Adding Molnnapiarvir (1.0g, purity 98.0%) and ethyl acetate 10mL into a three-neck flask, uniformly stirring, heating to 55-60 ℃, stirring for 2-3 hours, slowly adding n-heptane 5mL, slowly cooling to 0-5 ℃, crystallizing, keeping the temperature, stirring for 10-16 hours, centrifuging, and drying to obtain crystal form A0.96 g (purity 98.9%, yield 96.8%).

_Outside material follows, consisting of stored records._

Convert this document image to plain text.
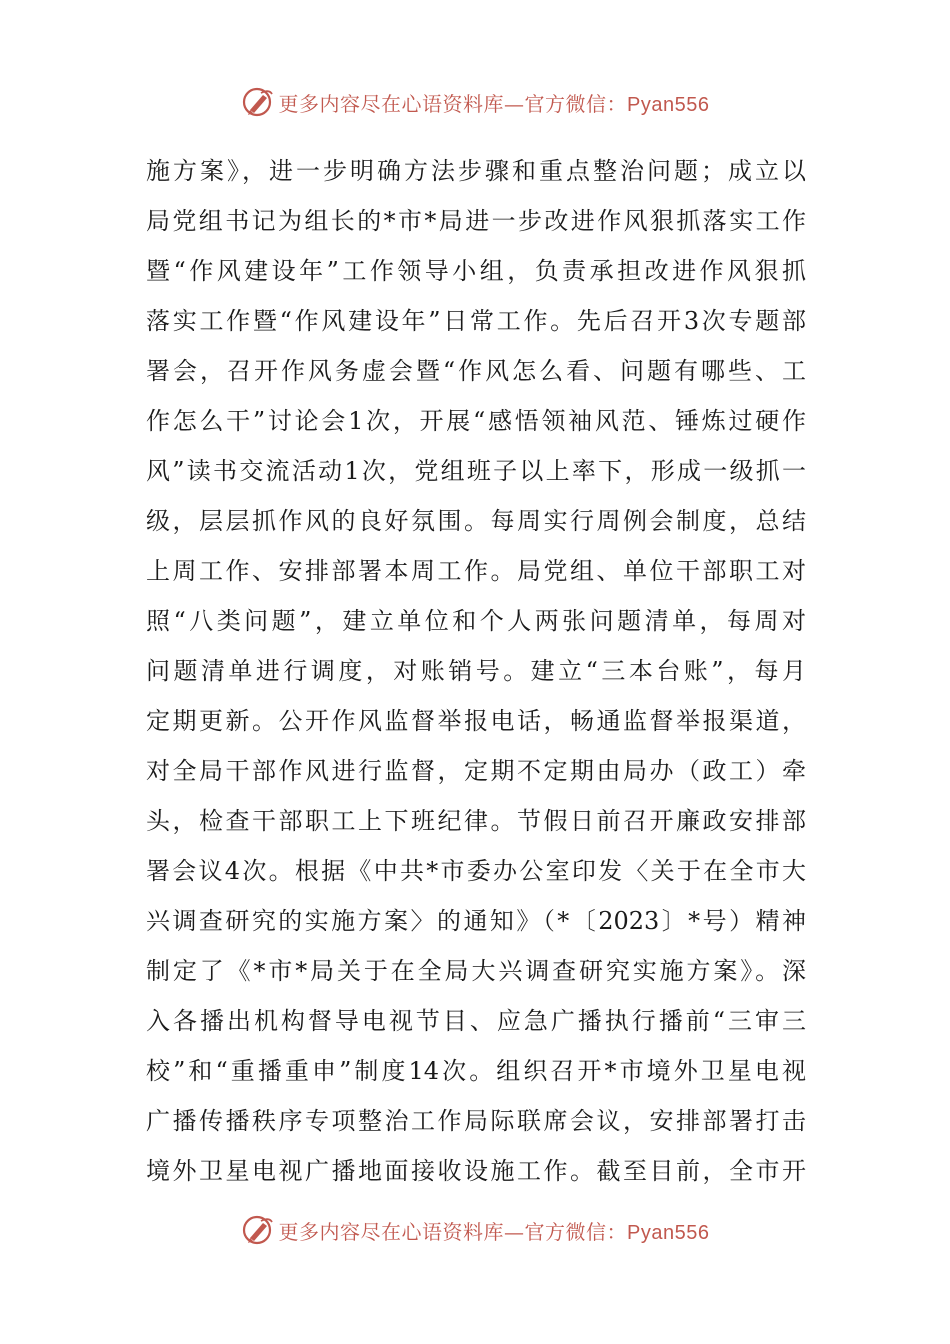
更多内容尽在心语资料库—官方微信：Pyan556
施方案》，进一步明确方法步骤和重点整治问题；成立以
局党组书记为组长的*市*局进一步改进作风狠抓落实工作
暨“作风建设年”工作领导小组，负责承担改进作风狠抓
落实工作暨“作风建设年”日常工作。先后召开3次专题部
署会，召开作风务虚会暨“作风怎么看、问题有哪些、工
作怎么干”讨论会1次，开展“感悟领袖风范、锤炼过硬作
风”读书交流活动1次，党组班子以上率下，形成一级抓一
级，层层抓作风的良好氛围。每周实行周例会制度，总结
上周工作、安排部署本周工作。局党组、单位干部职工对
照“八类问题”，建立单位和个人两张问题清单，每周对
问题清单进行调度，对账销号。建立“三本台账”，每月
定期更新。公开作风监督举报电话，畅通监督举报渠道，
对全局干部作风进行监督，定期不定期由局办（政工）牵
头，检查干部职工上下班纪律。节假日前召开廉政安排部
署会议4次。根据《中共*市委办公室印发〈关于在全市大
兴调查研究的实施方案〉的通知》（*〔2023〕*号）精神
制定了《*市*局关于在全局大兴调查研究实施方案》。深
入各播出机构督导电视节目、应急广播执行播前“三审三
校”和“重播重申”制度14次。组织召开*市境外卫星电视
广播传播秩序专项整治工作局际联席会议，安排部署打击
境外卫星电视广播地面接收设施工作。截至目前，全市开
更多内容尽在心语资料库—官方微信：Pyan556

The X-ray powder diffraction data of form A obtained in this example are shown in Table 14, and the XRPD pattern thereof is shown in FIG. 1.

TABLE 14

The procedure of example 14 is followed, where ethyl acetate is replaced by methanol, ethanol, isopropanol, n-butanol, isopropyl acetate, dichloromethane, tetrahydrofuran, 2-methyltetrahydrofuran, acetone or acetonitrile; the n-heptane can be replaced by ethanol, isopropanol, n-butanol, ethyl acetate, isopropyl acetate, dichloromethane, tetrahydrofuran, 2-methyltetrahydrofuran, acetone, acetonitrile, n-heptane, n-hexane, methyl tert-butyl ether or isopropyl ether, and the two solvents are different, so that the crystal form A can be obtained.

Example 15

Taking the crystal form A obtained in example 1, example 7 and example 11 to perform a stability acceleration experiment, wherein the test conditions are as follows: the purity and moisture data of the product, measured at 40 ℃. + -. 2 ℃ and RH 75%. + -. 5%, are shown in Table 15, and the product exhibits very stable properties over a period of 2 months under accelerated conditions.

TABLE 15 accelerated stability test

Test results show that the crystal form A is stable for 1 month and 2 months under the conditions of 40 +/-2 ℃ and RH 75% +/-5%, and does not generate crystal form change and chemical degradation.